2005-01-30

A Modern Quilting Bee

The German Wikipedia is coming out on DVD in the near future, so it was time to get the thing polished up. A good DVD needs lots of indices, so it was decided that the 13 000+ personal entries in the Wikipedia needed entered into a category. What a job.



The publishing house that is printing the DVD, Digitalmedia, offered to host a tagging party. They would organize food, drink, and Internet connection, people could come by with laptops and tag together.



What a lot of fun! Sitting 3-4 at a table, using Apper's cool tagging tool, we were each busy with our own jobs, but were constantly talking. Talking about the strange people we encountered, about which names were last names, about intellectual property, about all sorts of stuff. We socialized, we enjoyed Club-Mate and Bionade and a whole crate of tangerines, and we knocked off tags by the dozen.

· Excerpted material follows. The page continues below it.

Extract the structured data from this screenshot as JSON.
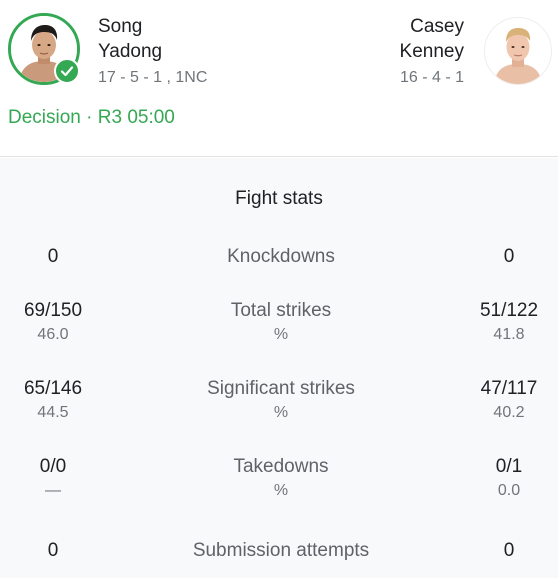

As in quilting bees of yore, all worked for the common good, chatting and eating together. It was nice to hear more about people one pretty much only knew from chats or briefly from the Stammtisch in Berlin. I hope we have a chance to repeat this, it was fun!

2005-01-25

Stateless for real

The deed is done.

The US consulate played all sorts of cute games with me in the interim (see my blog entry "A Woman Without a Country"). Oh, you need this form. Didn't we send that to you? Call for an appointment. No, we can't talk to you on the phone without you sending in all the paperwork first. You are missing a paper. No appointments for the next 3 weeks.

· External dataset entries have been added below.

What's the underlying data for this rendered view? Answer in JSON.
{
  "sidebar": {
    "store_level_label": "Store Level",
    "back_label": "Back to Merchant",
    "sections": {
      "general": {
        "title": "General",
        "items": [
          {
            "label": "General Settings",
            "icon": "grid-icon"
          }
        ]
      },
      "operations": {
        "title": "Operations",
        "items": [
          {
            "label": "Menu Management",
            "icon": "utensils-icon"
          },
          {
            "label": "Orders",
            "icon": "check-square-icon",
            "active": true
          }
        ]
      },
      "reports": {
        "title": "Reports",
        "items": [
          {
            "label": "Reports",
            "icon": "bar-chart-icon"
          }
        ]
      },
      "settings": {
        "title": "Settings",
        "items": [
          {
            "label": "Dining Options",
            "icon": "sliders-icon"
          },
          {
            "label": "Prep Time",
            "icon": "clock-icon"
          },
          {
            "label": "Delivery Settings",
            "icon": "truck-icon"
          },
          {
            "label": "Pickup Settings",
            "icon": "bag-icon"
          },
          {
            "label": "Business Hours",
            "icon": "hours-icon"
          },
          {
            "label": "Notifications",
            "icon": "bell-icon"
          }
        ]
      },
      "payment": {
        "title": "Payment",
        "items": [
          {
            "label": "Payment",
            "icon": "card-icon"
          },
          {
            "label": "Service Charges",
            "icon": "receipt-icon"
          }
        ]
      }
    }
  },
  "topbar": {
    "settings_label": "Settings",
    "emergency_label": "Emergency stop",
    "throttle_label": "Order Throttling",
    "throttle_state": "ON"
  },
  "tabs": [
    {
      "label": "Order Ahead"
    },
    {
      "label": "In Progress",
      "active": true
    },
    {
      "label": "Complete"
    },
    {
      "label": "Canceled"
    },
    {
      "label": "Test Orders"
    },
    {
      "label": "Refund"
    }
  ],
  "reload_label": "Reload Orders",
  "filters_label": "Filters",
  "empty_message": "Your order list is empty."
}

But today was the day. The paperwork - an awesome pile of 20 documents (The informed consent page, the oath page, the renunciation of citizenship block of forms and the witness page, each with 5 copies) was prepared, typed and printed with today's date and each page embossed with a seal.

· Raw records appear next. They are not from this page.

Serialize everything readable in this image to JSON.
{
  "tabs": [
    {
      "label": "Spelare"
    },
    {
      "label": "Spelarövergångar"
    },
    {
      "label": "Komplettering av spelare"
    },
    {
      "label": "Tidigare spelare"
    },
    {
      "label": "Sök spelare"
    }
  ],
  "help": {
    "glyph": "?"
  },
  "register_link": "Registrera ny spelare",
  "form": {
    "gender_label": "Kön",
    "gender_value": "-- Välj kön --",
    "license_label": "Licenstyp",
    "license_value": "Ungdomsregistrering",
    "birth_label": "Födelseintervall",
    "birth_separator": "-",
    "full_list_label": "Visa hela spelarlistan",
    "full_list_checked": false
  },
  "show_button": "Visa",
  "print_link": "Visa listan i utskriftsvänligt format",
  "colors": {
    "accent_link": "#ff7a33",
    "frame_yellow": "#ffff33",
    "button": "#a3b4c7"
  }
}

The vice consul read one to me, then he read one having me repeat it after him with my right hand raised (it was on a paper in front of me, I can *read*, you know). Having signed that one, I was officially stateless. I handed in my passport (which would have expired in March, I made good use of that!), the vice consul wished me luck in this new portion of my life (hey, I've lived here for 28 years!) and they got up to leave. I made a point of shaking hands all around a second time, remarking that I am a German now, I shake hands a lot.

It only took 15 minutes, and I was back at the gate collecting my 17 different electrical and battery-operated and deadly devices that I had to check with the guard. They didn't take my Swiss Army Office from me, a little pen knife with a USB stick in it, or my metal toothpick that I once had to forfeit on a flight. I am pretty sure the whole visitation stuff is a fake.

Back out in the cold and snow I asked myself: do you feel any different now? The answer is no. Just like having a birthday, it is something that just happens. You do not feel magically transformed. I have no desire to go out and buy a dirndl. I still don't like beer. I will not eat a Schweinshaxe. But wait, one little triumph: when Bush marches into Iran, it will no longer be in my name. And that is a relief.